The Association already constructed, some years ago, a dispensary in Gangchen Village, the first in an area that has been completely without any kind of formal medical assistance for many years. There is a resident Tibetan doctor who makes use of traditional Tibetan herbal remedies and who visits regularly, often by foot or bicycle because there are no means of public transport, another 15 villages in the surrounding area.
In 2005 thanks to funds collected a new and bigger dispensary has been built in the nearby Singma-Gangchen Village: it is an ample building with a large courtyard situated next to the main road that runs from the cities of Lhasa and Shigatse to the border of Nepal. Even though it is a dirt road – at this time however there are road works underway that will make a great improvement – it is one of the main roads in Tibet and as such makes the dispensary very easy to reach from many other neighbouring villages. The Tibetan doctor and his family are already living in the new building, which will substitute the older and smaller dispensary in the nearby Gangchen Village.

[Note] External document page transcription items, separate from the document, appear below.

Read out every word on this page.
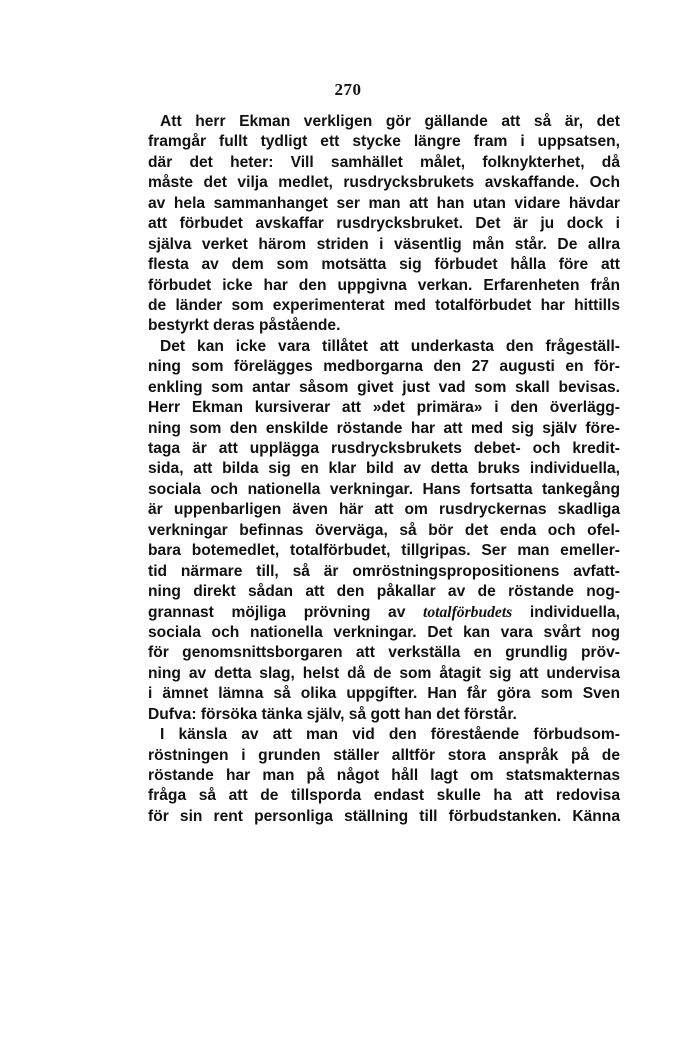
270
Att herr Ekman verkligen gör gällande att så är, det
framgår fullt tydligt ett stycke längre fram i uppsatsen,
där det heter: Vill samhället målet, folknykterhet, då
måste det vilja medlet, rusdrycksbrukets avskaffande. Och
av hela sammanhanget ser man att han utan vidare hävdar
att förbudet avskaffar rusdrycksbruket. Det är ju dock i
själva verket härom striden i väsentlig mån står. De allra
flesta av dem som motsätta sig förbudet hålla före att
förbudet icke har den uppgivna verkan. Erfarenheten från
de länder som experimenterat med totalförbudet har hittills
bestyrkt deras påstående.
Det kan icke vara tillåtet att underkasta den frågeställ-
ning som föreläggеs medborgarna den 27 augusti en för-
enkling som antar såsom givet just vad som skall bevisas.
Herr Ekman kursiverar att »det primära» i den överlägg-
ning som den enskilde röstande har att med sig själv före-
taga är att upplägga rusdrycksbrukets debet- och kredit-
sida, att bilda sig en klar bild av detta bruks individuella,
sociala och nationella verkningar. Hans fortsatta tankegång
är uppenbarligen även här att om rusdryckernas skadliga
verkningar befinnas överväga, så bör det enda och ofel-
bara botemedlet, totalförbudet, tillgripas. Ser man emeller-
tid närmare till, så är omröstningspropositionens avfatt-
ning direkt sådan att den påkallar av de röstande nog-
grannast möjliga prövning av totalförbudets individuella,
sociala och nationella verkningar. Det kan vara svårt nog
för genomsnittsborgaren att verkställa en grundlig pröv-
ning av detta slag, helst då de som åtagit sig att undervisa
i ämnet lämna så olika uppgifter. Han får göra som Sven
Dufva: försöka tänka själv, så gott han det förstår.
I känsla av att man vid den förestående förbudsom-
röstningen i grunden ställer alltför stora anspråk på de
röstande har man på något håll lagt om statsmakternas
fråga så att de tillsporda endast skulle ha att redovisa
för sin rent personliga ställning till förbudstanken. Känna
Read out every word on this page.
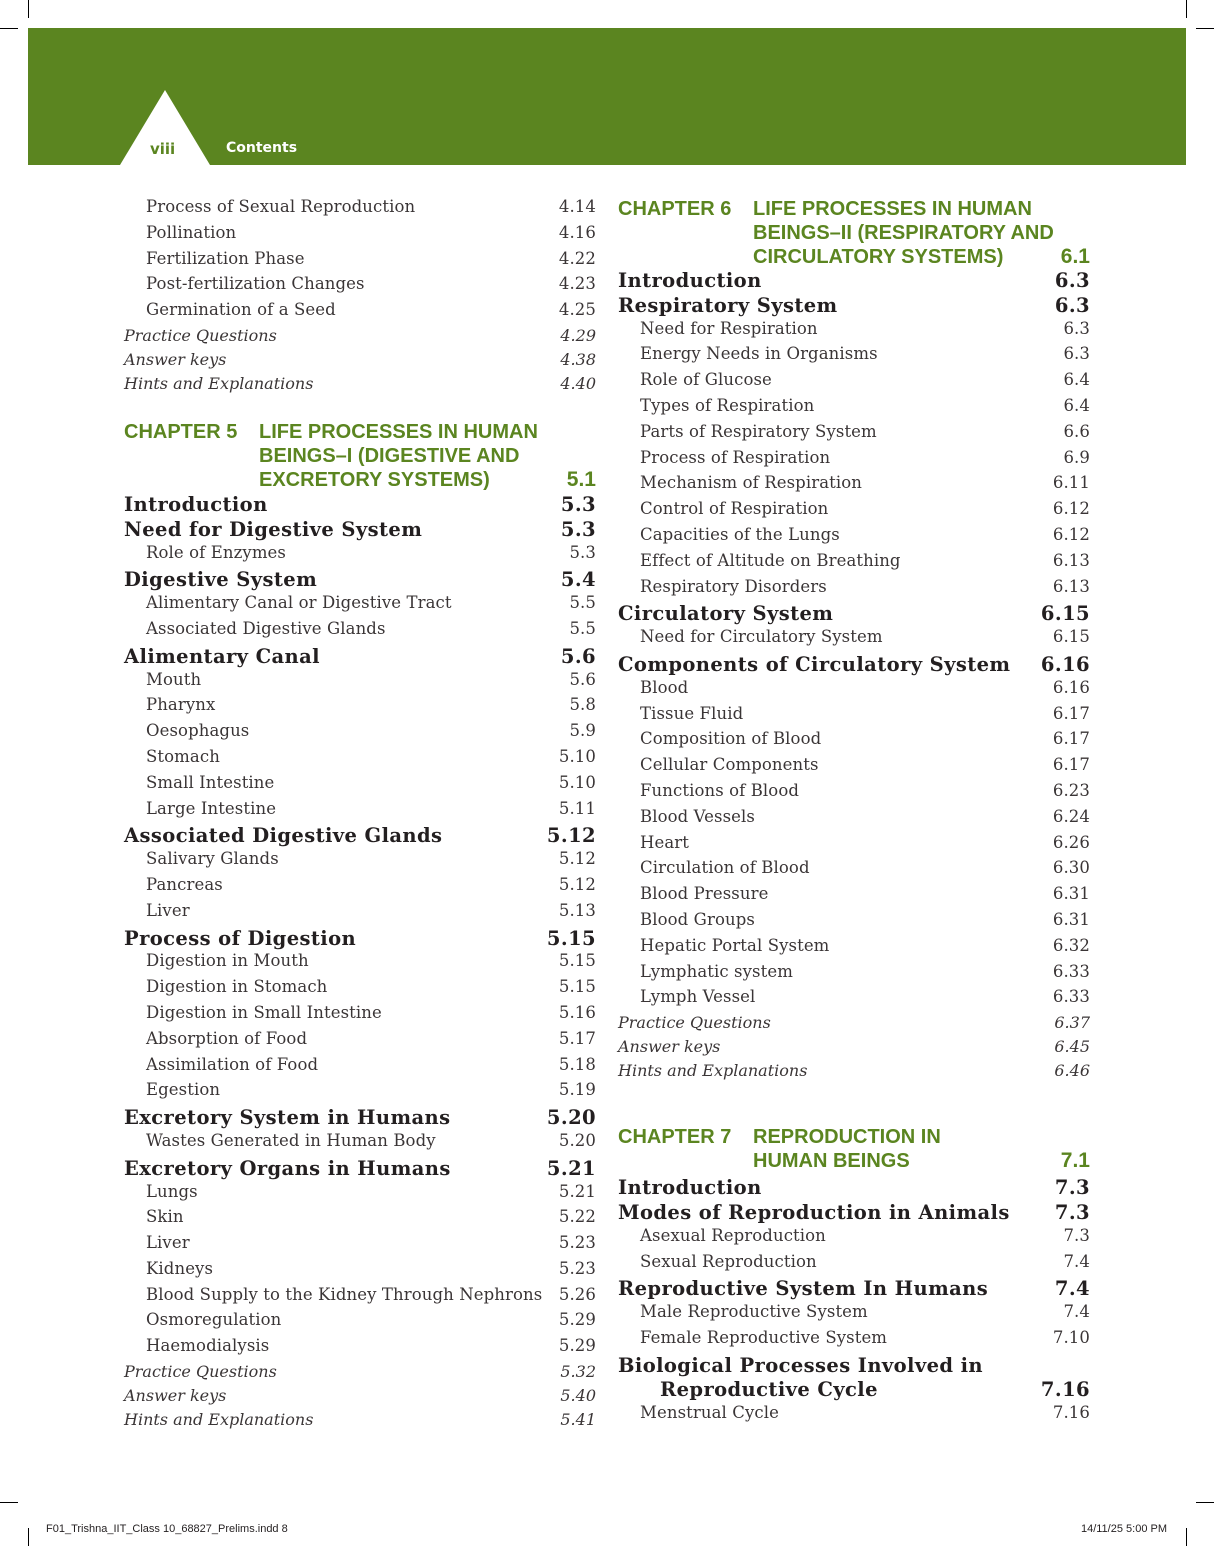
viii	Contents
Process of Sexual Reproduction	4.14
Pollination	4.16
Fertilization Phase	4.22
Post-fertilization Changes	4.23
Germination of a Seed	4.25
Practice Questions	4.29
Answer keys	4.38
Hints and Explanations	4.40
CHAPTER 5	LIFE PROCESSES IN HUMAN
BEINGS–I (DIGESTIVE AND
EXCRETORY SYSTEMS)	5.1
Introduction	5.3
Need for Digestive System	5.3
Role of Enzymes	5.3
Digestive System	5.4
Alimentary Canal or Digestive Tract	5.5
Associated Digestive Glands	5.5
Alimentary Canal	5.6
Mouth	5.6
Pharynx	5.8
Oesophagus	5.9
Stomach	5.10
Small Intestine	5.10
Large Intestine	5.11
Associated Digestive Glands	5.12
Salivary Glands	5.12
Pancreas	5.12
Liver	5.13
Process of Digestion	5.15
Digestion in Mouth	5.15
Digestion in Stomach	5.15
Digestion in Small Intestine	5.16
Absorption of Food	5.17
Assimilation of Food	5.18
Egestion	5.19
Excretory System in Humans	5.20
Wastes Generated in Human Body	5.20
Excretory Organs in Humans	5.21
Lungs	5.21
Skin	5.22
Liver	5.23
Kidneys	5.23
Blood Supply to the Kidney Through Nephrons 5.26
Osmoregulation	5.29
Haemodialysis	5.29
Practice Questions	5.32
Answer keys	5.40
Hints and Explanations	5.41
CHAPTER 6	LIFE PROCESSES IN HUMAN
BEINGS–II (RESPIRATORY AND
CIRCULATORY SYSTEMS)	6.1
Introduction	6.3
Respiratory System	6.3
Need for Respiration	6.3
Energy Needs in Organisms	6.3
Role of Glucose	6.4
Types of Respiration	6.4
Parts of Respiratory System	6.6
Process of Respiration	6.9
Mechanism of Respiration	6.11
Control of Respiration	6.12
Capacities of the Lungs	6.12
Effect of Altitude on Breathing	6.13
Respiratory Disorders	6.13
Circulatory System	6.15
Need for Circulatory System	6.15
Components of Circulatory System 6.16
Blood	6.16
Tissue Fluid	6.17
Composition of Blood	6.17
Cellular Components	6.17
Functions of Blood	6.23
Blood Vessels	6.24
Heart	6.26
Circulation of Blood	6.30
Blood Pressure	6.31
Blood Groups	6.31
Hepatic Portal System	6.32
Lymphatic system	6.33
Lymph Vessel	6.33
Practice Questions	6.37
Answer keys	6.45
Hints and Explanations	6.46
CHAPTER 7	REPRODUCTION IN
HUMAN BEINGS	7.1
Introduction	7.3
Modes of Reproduction in Animals 7.3
Asexual Reproduction	7.3
Sexual Reproduction	7.4
Reproductive System In Humans	7.4
Male Reproductive System	7.4
Female Reproductive System	7.10
Biological Processes Involved in
Reproductive Cycle	7.16
Menstrual Cycle	7.16
F01_Trishna_IIT_Class 10_68827_Prelims.indd 8	14/11/25 5:00 PM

The local people are extremely happy to have access to this medical assistance and the fact that it is available from Gangchen, where monk-doctors have for centuries assured everyone of medical care, is also very meaningful to them.
Other small dispensaries have also been built in the villages of Redu Lamoshan, Tsarong Shan, Sakya Tonda Shan, Macha Pulchung Shan and Lunak Shekar.

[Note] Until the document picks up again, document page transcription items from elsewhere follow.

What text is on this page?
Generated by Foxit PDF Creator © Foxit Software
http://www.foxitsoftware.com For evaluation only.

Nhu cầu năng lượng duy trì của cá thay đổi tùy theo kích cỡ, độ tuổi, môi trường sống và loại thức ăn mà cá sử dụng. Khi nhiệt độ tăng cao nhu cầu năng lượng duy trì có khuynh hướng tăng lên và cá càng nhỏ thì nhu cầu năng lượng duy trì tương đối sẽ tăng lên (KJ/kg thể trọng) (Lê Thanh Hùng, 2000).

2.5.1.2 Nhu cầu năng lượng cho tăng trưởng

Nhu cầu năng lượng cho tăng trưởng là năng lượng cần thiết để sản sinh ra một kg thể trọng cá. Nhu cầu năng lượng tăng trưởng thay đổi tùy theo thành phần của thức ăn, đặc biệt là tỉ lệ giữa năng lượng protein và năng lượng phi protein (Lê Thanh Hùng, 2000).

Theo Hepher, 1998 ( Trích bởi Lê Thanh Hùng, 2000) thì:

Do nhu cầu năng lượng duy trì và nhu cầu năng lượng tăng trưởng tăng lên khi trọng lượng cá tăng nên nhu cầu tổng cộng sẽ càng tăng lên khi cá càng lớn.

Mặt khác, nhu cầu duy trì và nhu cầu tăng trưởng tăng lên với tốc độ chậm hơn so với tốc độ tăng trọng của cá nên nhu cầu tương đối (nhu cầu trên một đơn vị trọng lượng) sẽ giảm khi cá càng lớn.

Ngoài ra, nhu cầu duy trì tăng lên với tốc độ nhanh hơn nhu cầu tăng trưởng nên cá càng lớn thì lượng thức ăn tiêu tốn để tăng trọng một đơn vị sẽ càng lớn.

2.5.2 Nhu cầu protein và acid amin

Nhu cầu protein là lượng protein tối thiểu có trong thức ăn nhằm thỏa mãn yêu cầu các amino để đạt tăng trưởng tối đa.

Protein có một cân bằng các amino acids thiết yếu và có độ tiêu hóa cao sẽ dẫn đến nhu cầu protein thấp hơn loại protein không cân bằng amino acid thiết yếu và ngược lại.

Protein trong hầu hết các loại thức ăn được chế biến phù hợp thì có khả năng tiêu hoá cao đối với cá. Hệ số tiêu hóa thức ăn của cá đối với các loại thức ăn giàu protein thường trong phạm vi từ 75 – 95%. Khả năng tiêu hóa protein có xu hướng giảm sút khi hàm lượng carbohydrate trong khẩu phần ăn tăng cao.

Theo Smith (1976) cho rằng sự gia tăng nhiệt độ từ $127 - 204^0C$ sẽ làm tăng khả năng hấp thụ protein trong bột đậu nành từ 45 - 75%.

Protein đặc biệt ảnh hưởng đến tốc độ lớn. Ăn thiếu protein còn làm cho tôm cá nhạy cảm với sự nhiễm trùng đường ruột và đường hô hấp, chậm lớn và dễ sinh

A donation from the Italian company Chiesi Farmaceutici in 2005 was used to realise a dispensary in Nepu Village, an area completely without medical assistance. Thanks to the commitment and enthusiasm of the building coordinators and labourers, the construction was almost completely finished in August of the same year. The building is located about 500 metres from the newly built Nepu School, in the direction of nearby Shishung Village and of other villages that are all connected by a dirt track. These villages will also be able to access the new services. There is a waiting room, a consultation room, a larger room that will provide bed places, a storeroom for medicines and materials and two rooms for the doctor and his family.
Tashi Lumpo Monastery Clinic
Shigatse – Tibet
Tashi Lumpo, founded in the 16th century, is one of the largest monasteries of Tibet and the traditional seat of the Panchen Lama; it can be found in the city of Shigatse, the second largest city in Tibet, and is home to approximately 800 monks.

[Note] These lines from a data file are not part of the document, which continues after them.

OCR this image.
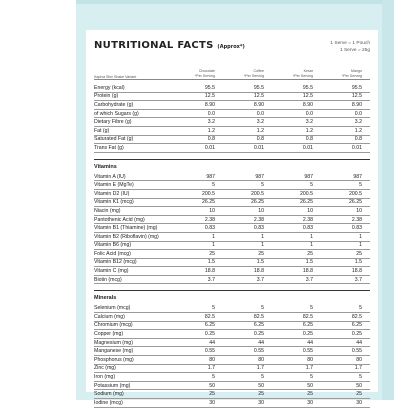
NUTRITIONAL FACTS (Approx*)
1 Serve = 1 Pouch
1 Serve = 25g
Kapiva Slim Shake Variant
Chocolate
*Per Serving
Coffee
*Per Serving
Kesar
*Per Serving
Mango
*Per Serving
Energy (kcal)	95.5	95.5	95.5	95.5
Protein (g)	12.5	12.5	12.5	12.5
Carbohydrate (g)	8.90	8.90	8.90	8.90
of which Sugars (g)	0.0	0.0	0.0	0.0
Dietary Fibre (g)	3.2	3.2	3.2	3.2
Fat (g)	1.2	1.2	1.2	1.2
Saturated Fat (g)	0.8	0.8	0.8	0.8
Trans Fat (g)	0.01	0.01	0.01	0.01
Vitamins
Vitamin A (IU)	987	987	987	987
Vitamin E (MgTe)	5	5	5	5
Vitamin D2 (IU)	200.5	200.5	200.5	200.5
Vitamin K1 (mcg)	26.25	26.25	26.25	26.25
Niacin (mg)	10	10	10	10
Pantothenic Acid (mg)	2.38	2.38	2.38	2.38
Vitamin B1 (Thiamine) (mg)	0.83	0.83	0.83	0.83
Vitamin B2 (Riboflavin) (mg)	1	1	1	1
Vitamin B6 (mg)	1	1	1	1
Folic Acid (mcg)	25	25	25	25
Vitamin B12 (mcg)	1.5	1.5	1.5	1.5
Vitamin C (mg)	18.8	18.8	18.8	18.8
Biotin (mcg)	3.7	3.7	3.7	3.7
Minerals
Selenium (mcg)	5	5	5	5
Calcium (mg)	82.5	82.5	82.5	82.5
Chromium (mcg)	6.25	6.25	6.25	6.25
Copper (mg)	0.25	0.25	0.25	0.25
Magnesium (mg)	44	44	44	44
Manganese (mg)	0.55	0.55	0.55	0.55
Phosphorus (mg)	80	80	80	80
Zinc (mg)	1.7	1.7	1.7	1.7
Iron (mg)	5	5	5	5
Potassium (mg)	50	50	50	50
Sodium (mg)	25	25	25	25
Iodine (mcg)	30	30	30	30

In this clinic, makeshift and extremely poor, are the only medical facilities available to many of the poor inhabitants of the local area. The monk-doctors, who practice traditional Tibetan medicine but also have some knowledge of allopathic medicine, receive around 150 patients each day and treat them all for a minimal charge.
In one part of the Clinic the monks, after collecting various herbs in the nearby Himalayan Mountains, prepare the remedies of Tibetan medicine. The pharmacy however also has a stock of western medicine, and each person is given the opportunity to choose their preferred treatment.
In 2004, the clinic was provided with the equipment necessary to make a small laboratory for the analysis of blood and urine, long awaited by the monk-doctors, enabling them to improve their diagnostic capacities.
The income the Clinic generates is not enough to cover the cost of purchasing material and medicine; it manages to function thanks to donations. The Association regularly helps this small clinic to cover its running costs.